On Monday, the Indiana Court of Appeals unanimously ruled that students cannot be forced to take a drug test in order to play sports, take part in after school activities and park an automobile on campus.
The panel of judges in the case based much of their decision on Article 1, Section 11 of the Indiana State Constitution which states, “[t]he right of the people to be secure in their persons, houses, papers, and effects, against unreasonable search, or seizure, shall not be violated; and no warrant shall issue, but upon probable cause, supported by oath or affirmation, and particularly describing the place to be searched, and the person or thing to be seized.”
In writing the decision, Justice Patrick D. Sullivan wrote “the purpose of Article 1, Section 11 is to protect the ‘areas of life that Hoosiers regard as private’…The framers of the Indiana Constitution intended to protect the people from abuses of police power. We see no reason to depart from requiring individualized suspicion to protect against the abuses associated with blanket suspicionless searches of school children.”
“The Indiana test regarding searches and seizures has always been one of reasonableness. When focusing upon the reasonableness of the official behavior in the instant case, we hold that Northwestern School Corporations’ policy of conducting suspicionless drug testing of students participating in athletics, extracurricular or co-curricular activity, or those who drive to school is unconstitutional.”
The court stated that schools can only drugtest students if there is probable cause to believe the student is using drugs.

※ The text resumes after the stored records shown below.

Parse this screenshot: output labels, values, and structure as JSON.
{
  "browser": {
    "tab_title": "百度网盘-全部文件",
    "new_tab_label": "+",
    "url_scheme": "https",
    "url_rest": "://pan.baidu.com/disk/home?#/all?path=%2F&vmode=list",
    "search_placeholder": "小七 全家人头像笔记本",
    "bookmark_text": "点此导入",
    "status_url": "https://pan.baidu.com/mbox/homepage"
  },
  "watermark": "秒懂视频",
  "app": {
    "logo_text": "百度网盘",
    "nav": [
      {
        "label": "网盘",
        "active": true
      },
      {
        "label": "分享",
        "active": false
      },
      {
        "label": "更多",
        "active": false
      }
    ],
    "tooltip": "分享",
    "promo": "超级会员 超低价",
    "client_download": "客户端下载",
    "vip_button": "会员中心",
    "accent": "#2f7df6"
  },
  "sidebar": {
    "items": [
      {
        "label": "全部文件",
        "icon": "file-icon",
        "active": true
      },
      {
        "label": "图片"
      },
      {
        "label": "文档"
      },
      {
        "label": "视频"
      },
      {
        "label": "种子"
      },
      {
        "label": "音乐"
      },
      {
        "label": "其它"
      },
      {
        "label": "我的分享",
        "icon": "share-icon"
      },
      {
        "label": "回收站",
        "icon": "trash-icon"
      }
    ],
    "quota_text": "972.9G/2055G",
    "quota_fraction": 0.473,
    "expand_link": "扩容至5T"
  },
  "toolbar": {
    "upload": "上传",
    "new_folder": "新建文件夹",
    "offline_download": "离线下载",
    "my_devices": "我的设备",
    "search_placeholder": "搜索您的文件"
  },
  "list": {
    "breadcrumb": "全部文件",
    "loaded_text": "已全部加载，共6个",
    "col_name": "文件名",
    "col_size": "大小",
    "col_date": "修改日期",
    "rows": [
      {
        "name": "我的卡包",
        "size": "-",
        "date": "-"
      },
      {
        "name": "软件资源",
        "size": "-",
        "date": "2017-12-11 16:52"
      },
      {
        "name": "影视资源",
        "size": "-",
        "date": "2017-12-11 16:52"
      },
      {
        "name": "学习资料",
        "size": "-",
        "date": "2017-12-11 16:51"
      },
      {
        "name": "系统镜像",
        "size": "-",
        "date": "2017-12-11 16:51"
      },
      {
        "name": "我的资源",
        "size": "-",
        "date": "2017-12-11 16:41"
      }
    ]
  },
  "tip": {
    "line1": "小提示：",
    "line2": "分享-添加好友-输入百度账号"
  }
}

The Indiana Civil Liberties Union filed suit for Rosa Linke and her younger sister Reena last year after they protested the school’s drug testing policy. Both participated in the National Honor Society, the school’s prom committee and the Fellowship of Christian Athletes.
“Schools put a stipulation on students by saying in order to make yourself the kind of person who can get into college, and get a scholarship, you have to submit to a random drug test,” said Rosa Linke, who has since graduated high school and is attending college. “I have the right to take the position that I will not pee in a cup for them.”